Here is what my thesis is based off of. YAM can do well if crypto does well. YAM will not do well if crypto crashes. There is just no way around it. So I do not see the need for any kind of hedging or just being conservative in general. Just being an Ethereum project is a bet on crypto in itself. There is no reason to cap our upside by taking a conservative approach. I’ll give you a good example. In 2016, DigixDAO (DGD) raised 466,648 ETH, worth $7M at the time. Digix didn’t hedge or convert that ETH to cash. They held essentially all their reserves. At the peak of 2017, that 466,648 ETH was worth over $650M. Essentially, we might as well capitalize on the upside because on the downside we’re screwed anyways.

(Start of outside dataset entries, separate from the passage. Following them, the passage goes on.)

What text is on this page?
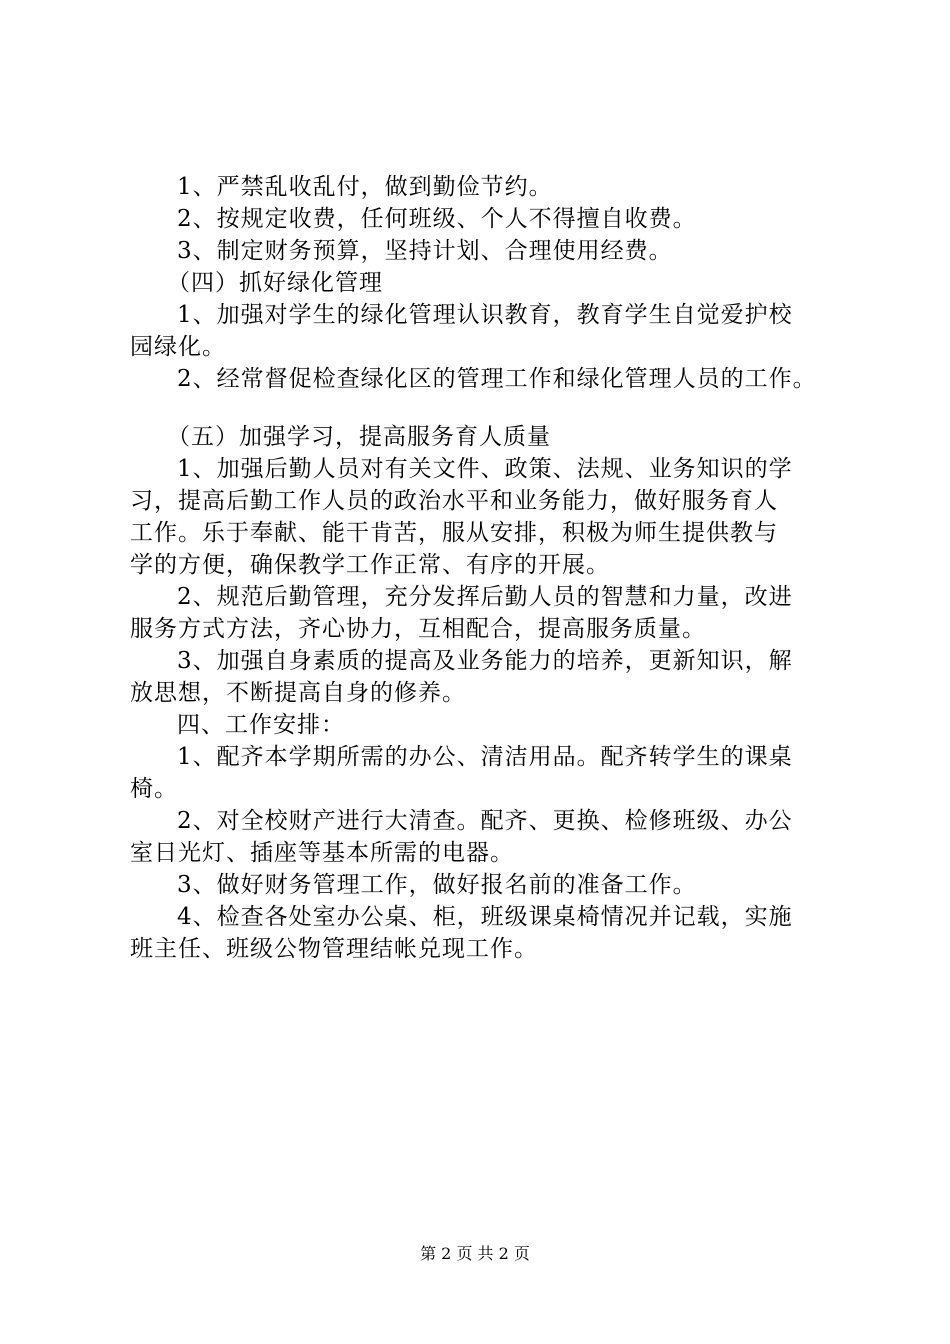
1、严禁乱收乱付，做到勤俭节约。
2、按规定收费，任何班级、个人不得擅自收费。
3、制定财务预算，坚持计划、合理使用经费。
（四）抓好绿化管理
1、加强对学生的绿化管理认识教育，教育学生自觉爱护校
园绿化。
2、经常督促检查绿化区的管理工作和绿化管理人员的工作。
（五）加强学习，提高服务育人质量
1、加强后勤人员对有关文件、政策、法规、业务知识的学
习，提高后勤工作人员的政治水平和业务能力，做好服务育人
工作。乐于奉献、能干肯苦，服从安排，积极为师生提供教与
学的方便，确保教学工作正常、有序的开展。
2、规范后勤管理，充分发挥后勤人员的智慧和力量，改进
服务方式方法，齐心协力，互相配合，提高服务质量。
3、加强自身素质的提高及业务能力的培养，更新知识，解
放思想，不断提高自身的修养。
四、工作安排：
1、配齐本学期所需的办公、清洁用品。配齐转学生的课桌
椅。
2、对全校财产进行大清查。配齐、更换、检修班级、办公
室日光灯、插座等基本所需的电器。
3、做好财务管理工作，做好报名前的准备工作。
4、检查各处室办公桌、柜，班级课桌椅情况并记载，实施
班主任、班级公物管理结帐兑现工作。
第 2 页 共 2 页
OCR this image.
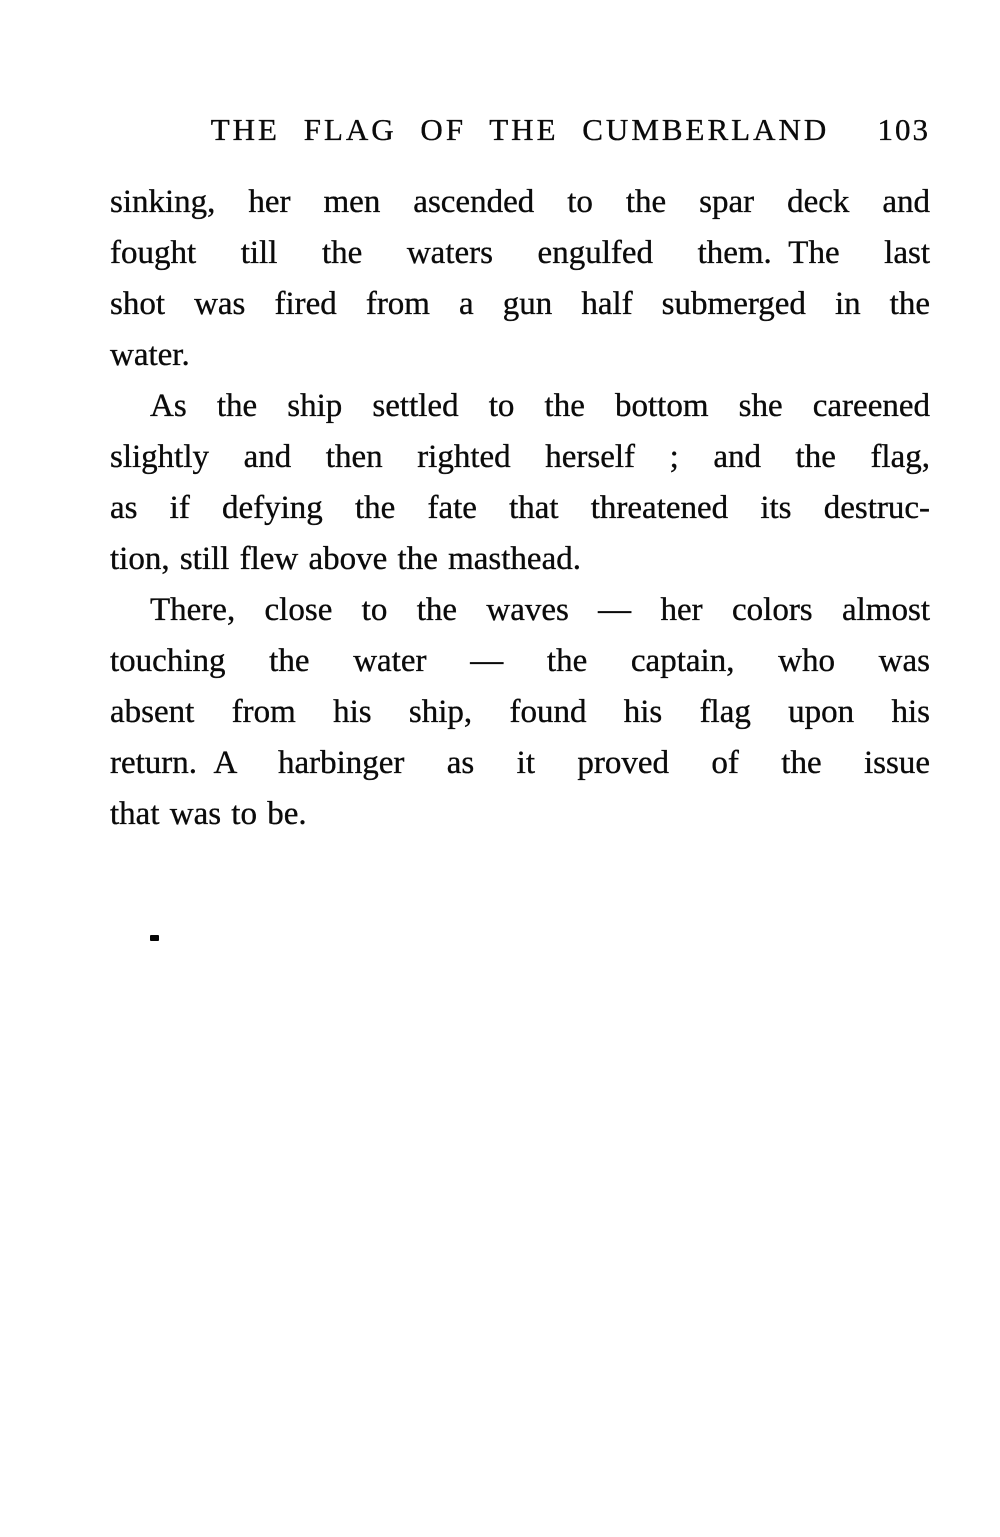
THE FLAG OF THE CUMBERLAND	103

sinking, her men ascended to the spar deck and
fought till the waters engulfed them. The last
shot was fired from a gun half submerged in the
water.

As the ship settled to the bottom she careened
slightly and then righted herself ; and the flag,
as if defying the fate that threatened its destruc-
tion, still flew above the masthead.

There, close to the waves — her colors almost
touching the water — the captain, who was
absent from his ship, found his flag upon his
return. A harbinger as it proved of the issue
that was to be.
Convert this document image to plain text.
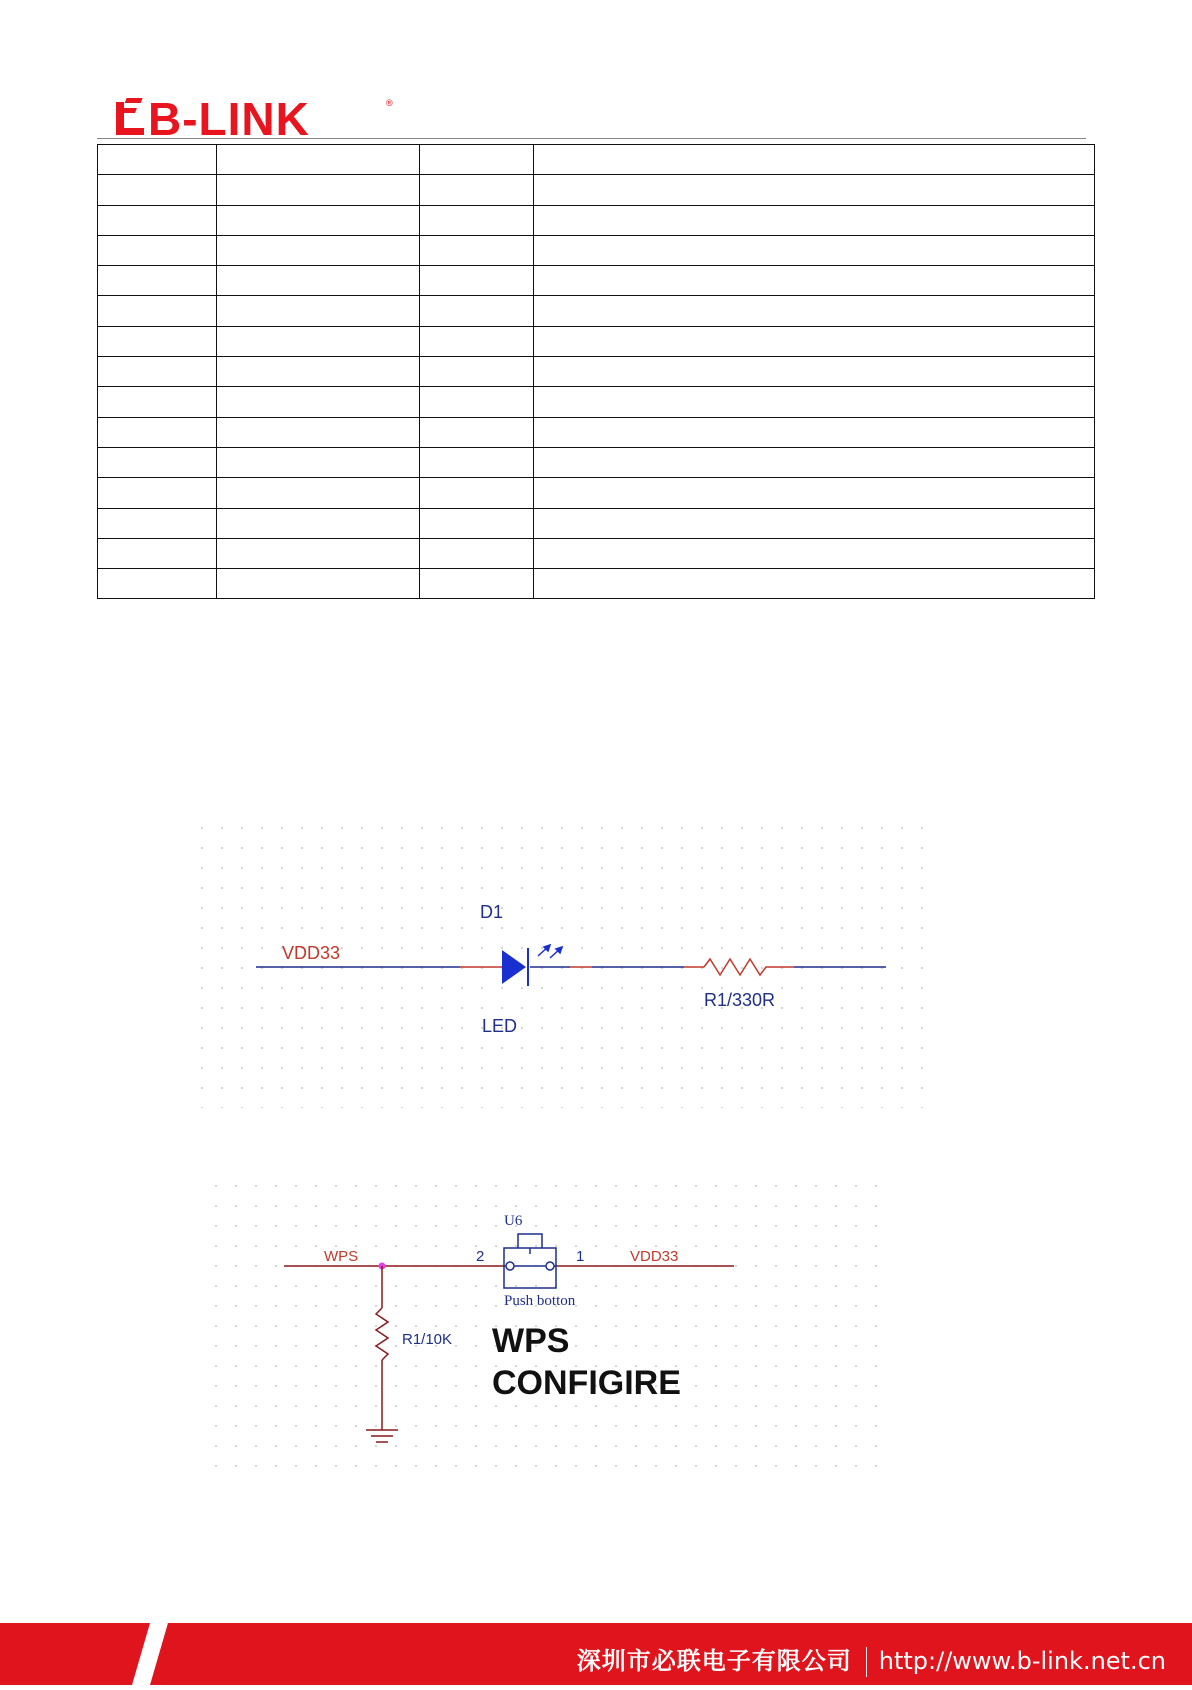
B-LINK	®

VDD33
D1
LED
R1/330R
WPS	2	1	VDD33
U6
Push botton
R1/10K WPS
CONFIGIRE
深圳市必联电子有限公司 http://www.b-link.net.cn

And the upside is so asymmetrically huge that we want to maximize.
So here are my thoughts on allocation breakdown (using your terminology):
Bonds & Fixed Income 20%
Let me clarify a few things. I think we should have a stablecoin balance requirement (not included in this breakdown) that is used for day-to-day operations/salaries. Once over that amount, the excess gets invested. When under that amount, all new funds go towards that balance until it hits the threshold.
I think there is no reason to hold cash outside of what is necessary for expenses. You can hold stablecoins and deposit them in Curve to generate a low risk yield. There should be no cash just sitting when we can be generating a return on those stablecoins. Since this is considered “yield farming”, I put 0% for cash and factored that into the “Bonds & Fixed Income” category. So maybe something like 10% stablecoins earning a low risk yield, and 10% on farming strategies.
Then equities. We should be betting on the space. More specifically, the Ethereum ecosystem. One thing ETH enthusiasts will disagree on is the value of BTC. Some think it is valuable and others think it’s worth very little. To avoid unnecessary circular arguing, we should avoid investing in WBTC and stick to things we can all generally agree on: DeFi and other Ethereum projects. Yield-farming can be complex, high-risk, and even a losing endeavor in many circumstances. If you include the time and risk involved, it can actually be a more intensive way to generate inferior returns compared to betting on the right Ethereum projects. That is why I put such a high weight in equities versus yield farming.
I’d like to have a distributed, trusted team of multi-sig signers that control and invest these funds. We would need investment strategists who have a proven record of successful investing in the space. It is better to place trust in experts than to try to manage investing in a fully decentralized way with many people. This space also moves very fast, so not being able to make the necessary moves in time due to a lengthy process/large consensus seems like a disastrous way of managing funds. We can set investing rules/guidelines and have the ability to vote them out if we see fit.
I don’t think this should be how we allocate all the funds (as stated by the OP and Trent), because we would like to use some to seed policies for the insurance product and be able to utilize funds for other products. But for the fund portion of the treasury, these are my thoughts on how I think we should allocate it.
Good work so far guys. I’m very interested in furthering this discussion with all of you.